Hello, remember me? I haven't been around for ages. Well its been quite a long time since I have actually been settled. I have been living in Birmingham now for just over a month now. Wow is everything so shiny and new. The one thing that I have neglected in achieving the job I wanted, is the writing that got me here, this blog and my dumbfounded ambition to write a novel. I need to renew my licence.
Its an interesting thing inspiration. With it you can conquer the artistic world with aplomb, you can literally pull its pants down and expose its giblets. Yet without it you are nothing, in fact, in my case a hypocrite 'writer' without anything more than a couple of silly titbits published in flaky publications and without anything of real substance.

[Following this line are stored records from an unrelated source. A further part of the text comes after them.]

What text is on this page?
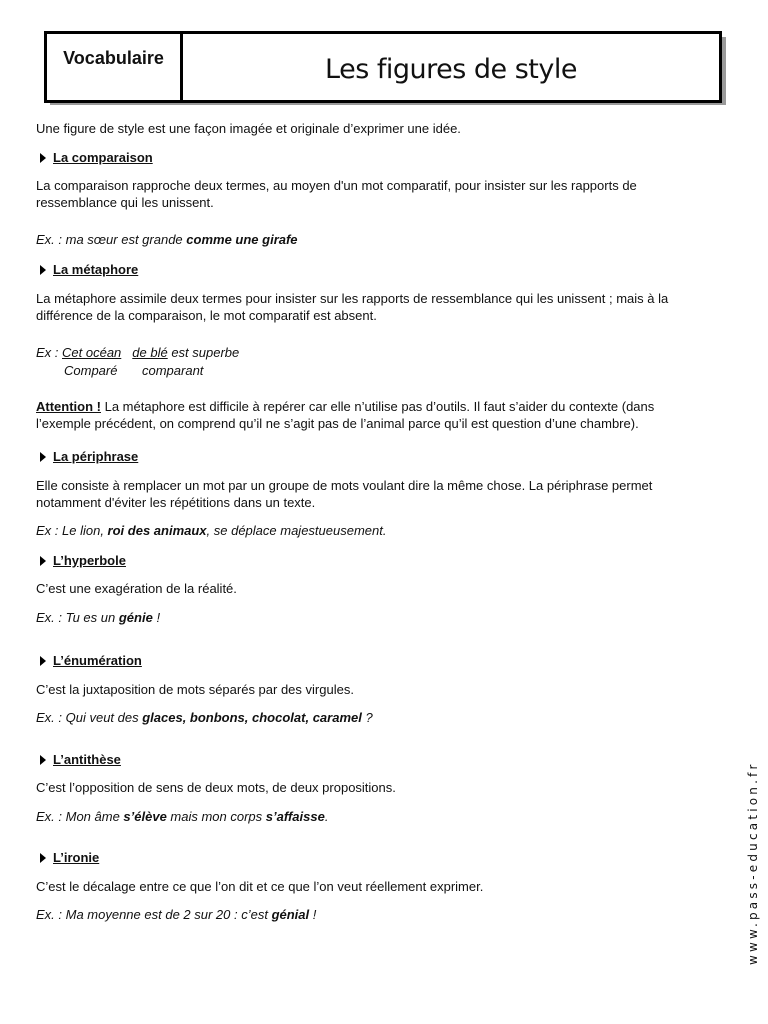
Vocabulaire	Les figures de style
Une figure de style est une façon imagée et originale d’exprimer une idée.
La comparaison
La comparaison rapproche deux termes, au moyen d'un mot comparatif, pour insister sur les rapports de
ressemblance qui les unissent.
Ex. : ma sœur est grande comme une girafe
La métaphore
La métaphore assimile deux termes pour insister sur les rapports de ressemblance qui les unissent ; mais à la
différence de la comparaison, le mot comparatif est absent.
Ex : Cet océan de blé est superbe
Comparé comparant
Attention ! La métaphore est difficile à repérer car elle n’utilise pas d’outils. Il faut s’aider du contexte (dans
l’exemple précédent, on comprend qu’il ne s’agit pas de l’animal parce qu’il est question d’une chambre).
La périphrase
Elle consiste à remplacer un mot par un groupe de mots voulant dire la même chose. La périphrase permet
notamment d'éviter les répétitions dans un texte.
Ex : Le lion, roi des animaux, se déplace majestueusement.
L’hyperbole
C’est une exagération de la réalité.
Ex. : Tu es un génie !
L’énumération
C’est la juxtaposition de mots séparés par des virgules.
Ex. : Qui veut des glaces, bonbons, chocolat, caramel ?
L’antithèse
C’est l’opposition de sens de deux mots, de deux propositions.
Ex. : Mon âme s’élève mais mon corps s’affaisse.
L’ironie
C’est le décalage entre ce que l’on dit et ce que l’on veut réellement exprimer.
Ex. : Ma moyenne est de 2 sur 20 : c’est génial !	www.pass-education.fr
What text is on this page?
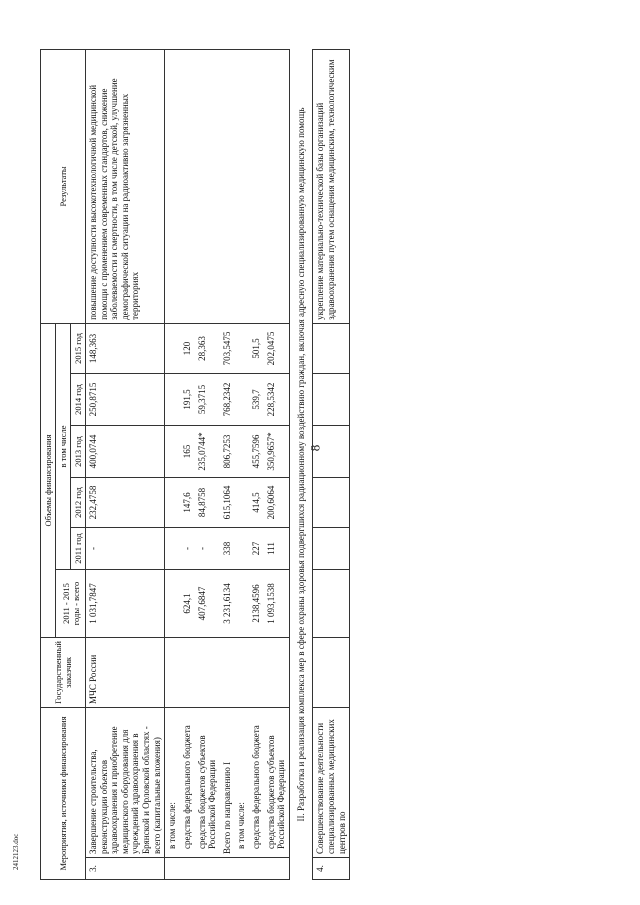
8
2412123.doc	Мероприятия, источники финансирования		Государственный заказчик	Объемы финансирования						Результаты
			2011 - 2015
годы - всего	в том числе					
				2011 год	2012 год	2013 год	2014 год	2015 год	
3.	Завершение строительства, реконструкции объектов здравоохранения и приобретение медицинского оборудования для учреждений здравоохранения в Брянской и Орловской областях - всего (капитальные вложения)	МЧС России	1 031,7847	-	232,4758	400,0744	250,8715	148,363	повышение доступности высокотехнологичной медицинской помощи с применением современных стандартов, снижение заболеваемости и смертности, в том числе детской, улучшение демографической ситуации на радиоактивно загрязненных территориях
	в том числе:								
	средства федерального бюджета		624,1	-	147,6	165	191,5	120	
	средства бюджетов субъектов Российской Федерации		407,6847	-	84,8758	235,0744*	59,3715	28,363	
	Всего по направлению I		3 231,6134	338	615,1064	806,7253	768,2342	703,5475	
	в том числе:								
	средства федерального бюджета		2138,4596	227	414,5	455,7596	539,7	501,5	
	средства бюджетов субъектов Российской Федерации		1 093,1538	111	200,6064	350,9657*	228,5342	202,0475	
II. Разработка и реализация комплекса мер в сфере охраны здоровья подвергшихся радиационному воздействию граждан, включая адресную специализированную медицинскую помощь									
4.	Совершенствование деятельности специализированных медицинских центров по								укрепление материально-технической базы организаций здравоохранения путем оснащения медицинским, технологическим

The other thing I am struggling to comprehend is that in this current phase of my life there should be so much that inspires me. New city, new job, new people, new surroundings. Yet my heart hasn't flickered toward here the same as it used to.
This needs to change.
This was a major part of me, my identity, and at some occasions my life source. Why isn't it now?
Do I like the status of being a 'blogger' or 'writer'? (Terms I hate to call myself out loud) Yes I do, but I know deep down that I am going to end up a hypocrite, or worse a shouldadone (Someone who should've done it) and that would be a major regret of mine.
So starting here from these words, I am wiping the sleep from my eyes and doing more with my writing. Because before I know it I will be close to death thinking, why did I never get that book done.
So here I am renewing my licence, and hopefully this time it will remain valid.